I am so restless and yet so stuck. Sitting on the tan sand yesterday afternoon, the grit of beach invading the seams of the swimsuit -- a new one because after two years of neglect, I can’t even find my old ones, which truth be told, probably won’t even fit any more. This beach has a touch of heaven to it, a small cove at the bottom of canyon eroded into the bluff, a canyon edged by tall pines and Douglas fir, full of butterflies and the calls of juncos and bushtits, chickadees, the echo of ravens. Over the narrow bay, the gulls  cry their funny, searing call, then strut along the edge of the wavelets, little martinets commanding your chip-crumbs or the ragged core of your consumed pear by their mere presence of their upright posture, their parade-ground bearing.  

 

The water – it is the water that makes the difference, that creates the spell, the transmutation  – cold, of course, but not so cold as to be impossible.
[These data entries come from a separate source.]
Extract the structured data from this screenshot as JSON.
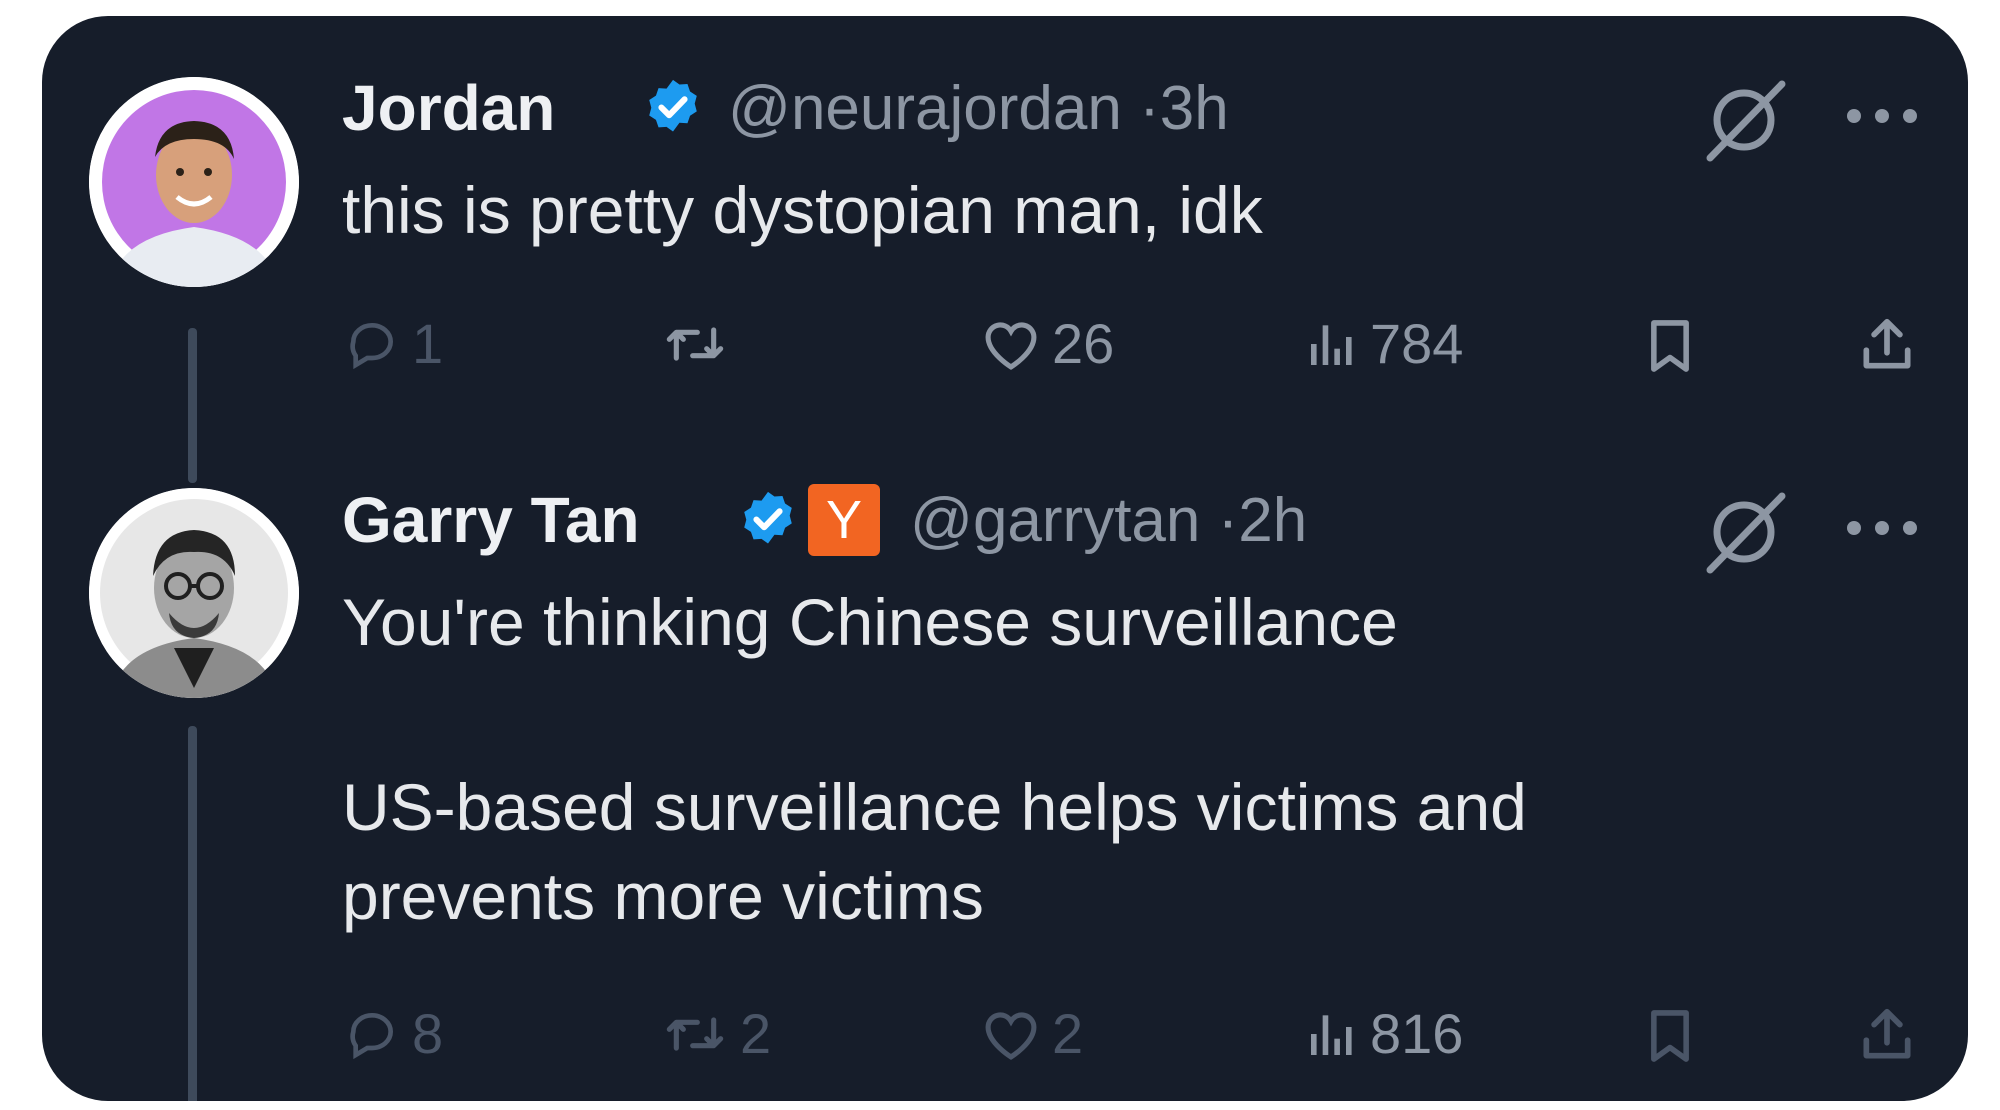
{
  "tweets": [
    {
      "name": "Jordan",
      "handle": "@neurajordan",
      "time": "3h",
      "verified": true,
      "badge": null,
      "text_lines": [
        "this is pretty dystopian man, idk"
      ],
      "actions": {
        "replies": "1",
        "retweets": "",
        "likes": "26",
        "views": "784"
      },
      "icons": [
        "grok-icon",
        "more-icon"
      ]
    },
    {
      "name": "Garry Tan",
      "handle": "@garrytan",
      "time": "2h",
      "verified": true,
      "badge": "Y",
      "text_lines": [
        "You're thinking Chinese surveillance",
        "US-based surveillance helps victims and",
        "prevents more victims"
      ],
      "actions": {
        "replies": "8",
        "retweets": "2",
        "likes": "2",
        "views": "816"
      },
      "icons": [
        "grok-icon",
        "more-icon"
      ]
    }
  ],
  "separator": "·",
  "colors": {
    "background": "#161d2a",
    "verified": "#1d9bf0",
    "yc_badge": "#f26522",
    "muted": "#8d96a3",
    "dim": "#4a5567"
  }
}
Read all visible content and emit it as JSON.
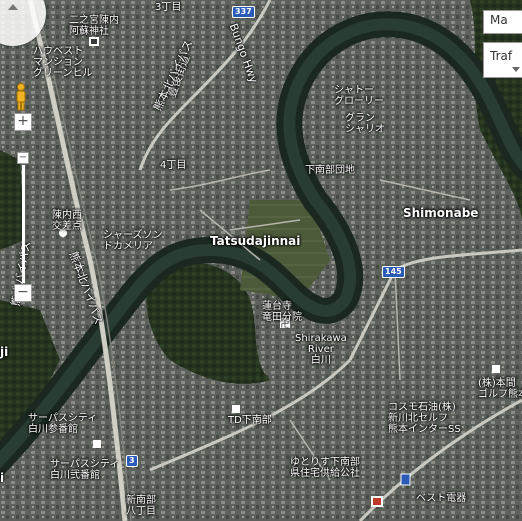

The long narrow finger of this bay marks the San Andreas fault as it rips into the crust of the planet; it is a hinge, a meeting and a long leavetaking of plates, a matrix of tectonics. Here we can feel the fold of our lives, how that past can flip up and across the present like pleats. I may be in the kitchen, folding the batter for blueberry muffins, but I am also on the side of the road, hitch-hiking to Woodstock.

 

I run into the bay water, the same fold of water that serves as a nursery for white sharks. I float, looking up at the serrated edges of the sky, the tops of my world, but the bushy bottoms for the raven, the osprey, the lone bald eagle.